When Mount Holyoke this year asked students who decided to enrol why they did so, 54 percent said that awareness of social movements influenced their decision “quite a bit” or “very much”.
Audrey Smith, vice president of enrolment at Smith College, said that applications have been edging up there for a decade, so she doesn’t attribute all of this year’s success to the way young women are looking at the sexism and injustice in the world.
Still, she said, the trends are favouring Smith and other women’s colleges.
Going back a few years, she compared the figures for the class that enrolled in the fall of 2015 to the class that will enrol this month. Applications are up, from 5,006 to 5,780, the admission rate is down from 38 per cent to 31 per cent and the yield is up, from 32 per cent to 35 per cent.
“Fewer women are ruling out women’s colleges,” she said. Smith has long had many of its applicants also apply to Mount Holyoke and Wellesley College. Now the college is receiving more cross-apps with Amherst College, Brown University and Wesleyan University. When women sought to apply to such colleges in the past, they typically ruled out women's colleges.
The trend is not unique to the Northeast, although that is where most of the nation's most prestigious women's colleges are located.
Agnes Scott College, in Georgia, hasn’t been tracking whether #MeToo is motivating more students to enrol. But yield is up this year – from 25 percent to 30 percent. College officials credit curricular reforms, which have placed more of an emphasis on global and leadership skills. But this may relate to the broader environment for women as well, they said in a statement.

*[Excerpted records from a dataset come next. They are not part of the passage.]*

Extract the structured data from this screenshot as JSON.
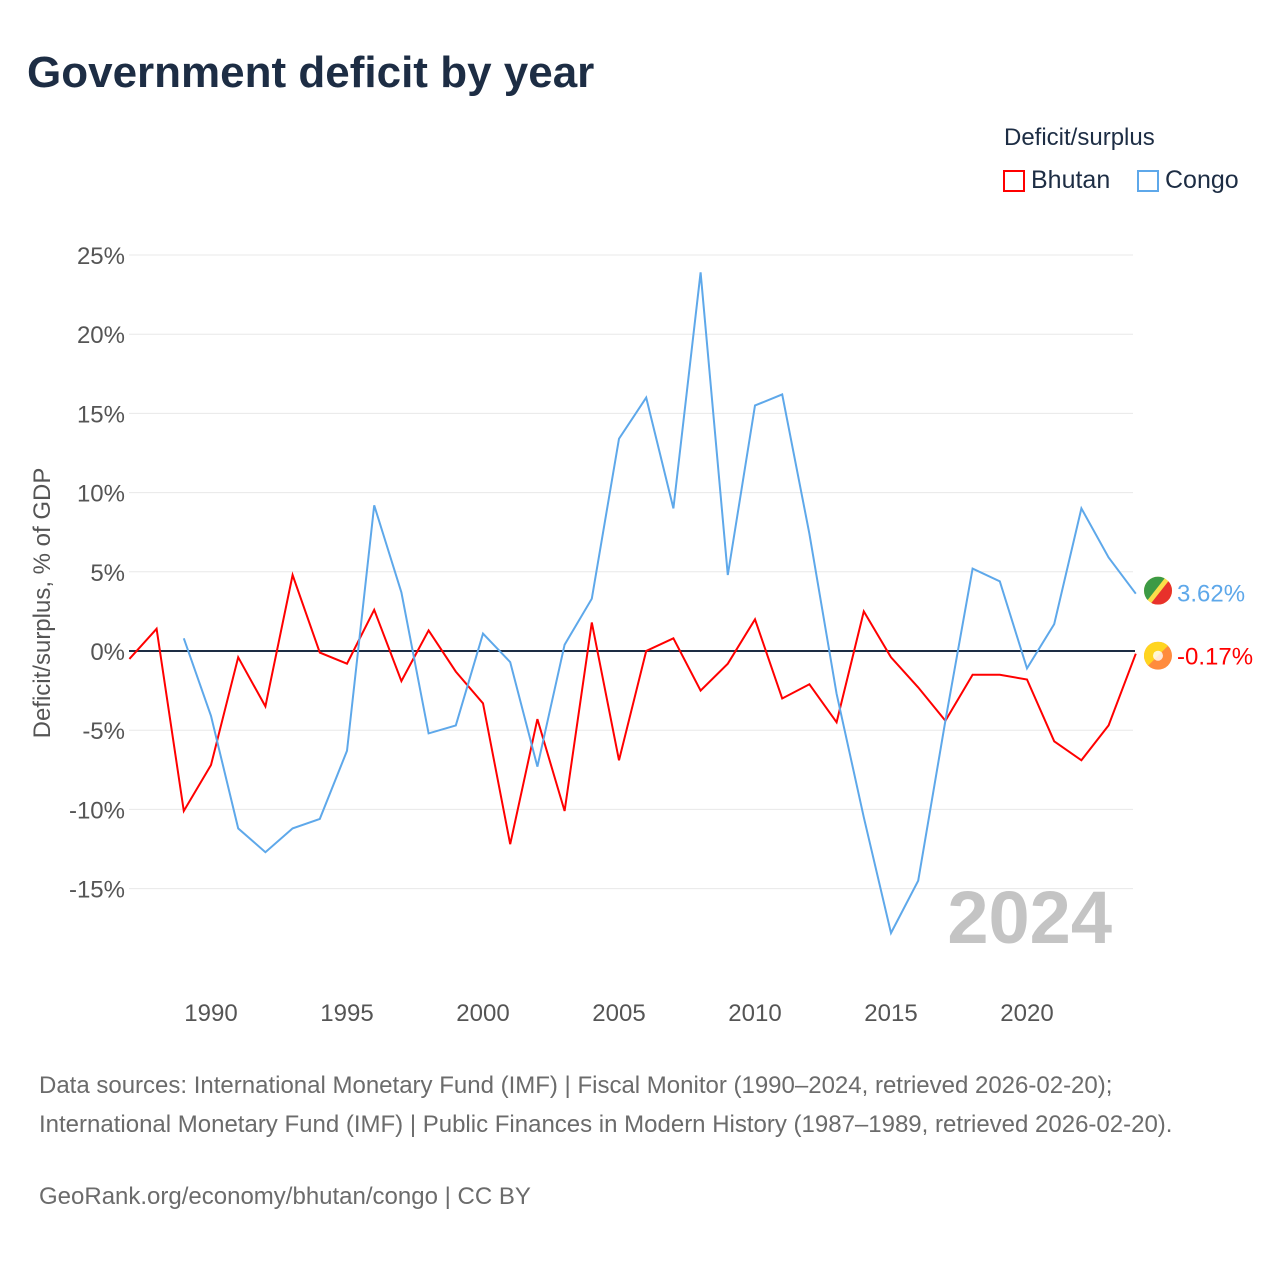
{
  "title": "Government deficit by year",
  "legend": {
    "title": "Deficit/surplus",
    "items": [
      "Bhutan",
      "Congo"
    ]
  },
  "year_label": "2024",
  "end_labels": {
    "Congo": "3.62%",
    "Bhutan": "-0.17%"
  },
  "footer": {
    "sources": "Data sources: International Monetary Fund (IMF) | Fiscal Monitor (1990–2024, retrieved 2026-02-20); International Monetary Fund (IMF) | Public Finances in Modern History (1987–1989, retrieved 2026-02-20).",
    "credit": "GeoRank.org/economy/bhutan/congo | CC BY"
  },
  "chart_data": {
    "type": "line",
    "title": "Government deficit by year",
    "xlabel": "",
    "ylabel": "Deficit/surplus, % of GDP",
    "xlim": [
      1987,
      2024
    ],
    "ylim": [
      -20,
      25
    ],
    "yticks": [
      25,
      20,
      15,
      10,
      5,
      0,
      -5,
      -10,
      -15
    ],
    "ytick_labels": [
      "25%",
      "20%",
      "15%",
      "10%",
      "5%",
      "0%",
      "-5%",
      "-10%",
      "-15%"
    ],
    "xticks": [
      1990,
      1995,
      2000,
      2005,
      2010,
      2015,
      2020
    ],
    "xtick_labels": [
      "1990",
      "1995",
      "2000",
      "2005",
      "2010",
      "2015",
      "2020"
    ],
    "grid": true,
    "legend_position": "top-right",
    "series": [
      {
        "name": "Bhutan",
        "color": "#ff0000",
        "start_year": 1987,
        "values": [
          -0.5,
          1.4,
          -10.1,
          -7.2,
          -0.4,
          -3.5,
          4.8,
          -0.1,
          -0.8,
          2.6,
          -1.9,
          1.3,
          -1.3,
          -3.3,
          -12.2,
          -4.3,
          -10.1,
          1.8,
          -6.9,
          0.0,
          0.8,
          -2.5,
          -0.8,
          2.0,
          -3.0,
          -2.1,
          -4.5,
          2.5,
          -0.4,
          -2.3,
          -4.4,
          -1.5,
          -1.5,
          -1.8,
          -5.7,
          -6.9,
          -4.7,
          -0.17
        ]
      },
      {
        "name": "Congo",
        "color": "#5ea8ea",
        "start_year": 1989,
        "values": [
          0.8,
          -4.1,
          -11.2,
          -12.7,
          -11.2,
          -10.6,
          -6.3,
          9.2,
          3.7,
          -5.2,
          -4.7,
          1.1,
          -0.7,
          -7.3,
          0.4,
          3.3,
          13.4,
          16.0,
          9.0,
          23.9,
          4.8,
          15.5,
          16.2,
          7.4,
          -2.7,
          -10.5,
          -17.8,
          -14.5,
          -4.4,
          5.2,
          4.4,
          -1.1,
          1.7,
          9.0,
          5.9,
          3.62
        ]
      }
    ]
  }
}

“We typically attract the type of students who are more globally aware of the world and their place in it or who are seeking to expand their understanding of others, and who often have a growing desire to effect positive change, whether that be in their local communities, society as a whole or particular groups of marginalised peoples,” said the statement.
This fall’s first-year class is expected to be the largest in the college’s history.
Not all leaders of women’s colleges have embraced the #MeToo movement. At Sweet Briar College, which has struggled with enrolment of late, many students and alumnae were horrified when college officials did not criticise a commencement speech in May that appeared to place the blame for sexual harassment on its victims.
For those colleges that are explicitly talking about #MeToo and political leaders who are misogynistic, the current moment is prompting some to rethink how they position their institutions.
Cassidy, of Bryn Mawr, said that she sees her college and others being more explicit about the value of women’s colleges, while also trying to fight off misconceptions about them.
“I think we need to be really clear that the message is not about separating from society,” but about “owning who we are,” she said.
“It's really important to talk about the value and the great education students are going to get,” she said. For women, that means they are going to get an environment “where women are the focus and the drivers of academic excellence, that these are places where women dominate all fields.”
Smith, of Smith College, says she sees much more confidence today in admissions officers drawing attention to the women’s college ethos.
“I used to feel it was necessary to put a bushel basket over the light of the wonderful attributes of a women’s college,” Smith said. “It would tell a student, ‘trust me, when you are older, you will understand.’
“Now we’ve let that message out into the light, and it’s at the front of the discussion.”